If our night sky remains cloud free the annual August night sky show of Perseid meteors may be more dramatic than the photo above (courtesy of NASA and Pete Lawrence) of a 2009 Perseid meteor. The show of debris from the comet Swift-Tuttle should be excellent this year and you won't need a telescope to view. As a matter of fact using a telescope will ruin the show, for you need to see wide open sky, not be looked through a tube at one tiny area.

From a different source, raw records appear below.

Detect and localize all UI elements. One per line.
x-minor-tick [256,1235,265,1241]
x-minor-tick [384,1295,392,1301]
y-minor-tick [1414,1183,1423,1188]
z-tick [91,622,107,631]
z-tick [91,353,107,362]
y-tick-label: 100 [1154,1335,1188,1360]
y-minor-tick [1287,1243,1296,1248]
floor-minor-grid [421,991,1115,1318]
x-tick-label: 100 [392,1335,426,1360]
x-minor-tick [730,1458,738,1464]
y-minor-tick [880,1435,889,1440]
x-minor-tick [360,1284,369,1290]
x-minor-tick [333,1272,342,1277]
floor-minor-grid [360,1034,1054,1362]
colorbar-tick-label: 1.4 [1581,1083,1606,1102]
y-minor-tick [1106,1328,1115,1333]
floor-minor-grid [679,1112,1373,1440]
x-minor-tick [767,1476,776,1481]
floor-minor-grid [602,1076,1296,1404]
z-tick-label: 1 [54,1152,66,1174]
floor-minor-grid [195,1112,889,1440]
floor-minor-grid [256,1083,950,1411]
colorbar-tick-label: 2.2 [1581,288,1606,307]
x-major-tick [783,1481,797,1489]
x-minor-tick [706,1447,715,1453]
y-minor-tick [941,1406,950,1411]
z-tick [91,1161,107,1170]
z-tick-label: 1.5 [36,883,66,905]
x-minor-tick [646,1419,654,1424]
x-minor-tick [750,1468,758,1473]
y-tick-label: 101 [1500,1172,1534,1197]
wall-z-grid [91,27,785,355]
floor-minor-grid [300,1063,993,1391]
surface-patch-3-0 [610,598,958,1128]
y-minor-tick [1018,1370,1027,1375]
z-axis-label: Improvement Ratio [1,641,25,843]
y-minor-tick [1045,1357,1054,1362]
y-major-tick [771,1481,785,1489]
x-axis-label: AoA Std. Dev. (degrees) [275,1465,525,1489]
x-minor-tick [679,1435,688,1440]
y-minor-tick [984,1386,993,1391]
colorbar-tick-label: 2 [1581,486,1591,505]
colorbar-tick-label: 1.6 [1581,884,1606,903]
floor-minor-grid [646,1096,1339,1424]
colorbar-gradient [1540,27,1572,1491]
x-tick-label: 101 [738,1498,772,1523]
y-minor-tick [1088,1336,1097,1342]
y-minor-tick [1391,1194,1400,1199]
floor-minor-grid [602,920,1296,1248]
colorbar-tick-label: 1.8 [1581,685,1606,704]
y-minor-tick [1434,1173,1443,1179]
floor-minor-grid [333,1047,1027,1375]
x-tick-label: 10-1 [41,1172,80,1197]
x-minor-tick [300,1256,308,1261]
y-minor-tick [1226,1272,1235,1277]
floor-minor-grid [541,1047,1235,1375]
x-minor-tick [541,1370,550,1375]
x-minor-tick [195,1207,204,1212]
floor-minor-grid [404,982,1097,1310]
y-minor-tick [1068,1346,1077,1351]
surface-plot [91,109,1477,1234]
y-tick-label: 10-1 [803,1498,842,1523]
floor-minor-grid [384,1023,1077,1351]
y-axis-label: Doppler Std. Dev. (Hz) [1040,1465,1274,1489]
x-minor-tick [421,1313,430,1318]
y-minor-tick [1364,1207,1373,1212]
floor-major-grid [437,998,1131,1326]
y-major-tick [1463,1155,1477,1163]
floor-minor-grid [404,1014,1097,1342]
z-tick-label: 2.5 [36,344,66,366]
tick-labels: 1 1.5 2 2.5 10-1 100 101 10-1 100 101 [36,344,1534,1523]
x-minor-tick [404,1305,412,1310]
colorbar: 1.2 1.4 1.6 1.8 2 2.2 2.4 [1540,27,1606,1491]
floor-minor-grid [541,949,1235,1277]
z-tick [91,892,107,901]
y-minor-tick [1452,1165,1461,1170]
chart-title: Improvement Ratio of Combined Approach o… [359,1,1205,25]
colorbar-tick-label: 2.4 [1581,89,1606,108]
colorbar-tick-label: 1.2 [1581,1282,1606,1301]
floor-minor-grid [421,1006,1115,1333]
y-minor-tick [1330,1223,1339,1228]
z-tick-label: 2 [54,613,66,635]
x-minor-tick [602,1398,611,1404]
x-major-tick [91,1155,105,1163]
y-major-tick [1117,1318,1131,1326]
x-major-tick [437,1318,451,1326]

The trickle of meteors now flaming across the sky is rapidly increasing and could become a torrent of exciting viewing enjoyment between August 11th and 13th. Those days are critical for that is when our Planet Earth passes directly through the very heart of the comet's debris trail. According to Dr. Tony Phillips at NASA Science News the very best viewing (if the night is cloudless) will be be during the hours of darkness just before dawn on Friday morning the 13th when the largest number of comet specks zip into our atmosophere creating briliant streaks of light as they approach speeds of 140,000 miles per hour! Try to find a place away from city lights with an unobstructed view and you are ready for a first rate show of 'shooting stars'. This week potential exceptional viewing is because the moon will not be up and out shining the comet debris that enters our atmosphere during the midnight to dawn hours of viewing - - neither will most of us. But you better believe it I'll be outside on my rural lightless hillside, perhaps to the accompaniment of the rhythmic hoots of a great horned owl that sings his ballads to the lonely night and the chirping field crickets from his perch in the pines behind my weathered barn.
Thanks for the heads up! Hope I'll be able to catch the show!
ReplyDeleteExcellant! I knew that this event occured sometime in August, but was not sure of the dates this year so, as usual, you have good information Johnathan. Provided the clouds decide to depart tonight (or very early tomorrow morning), I'll be outside checking it out as well!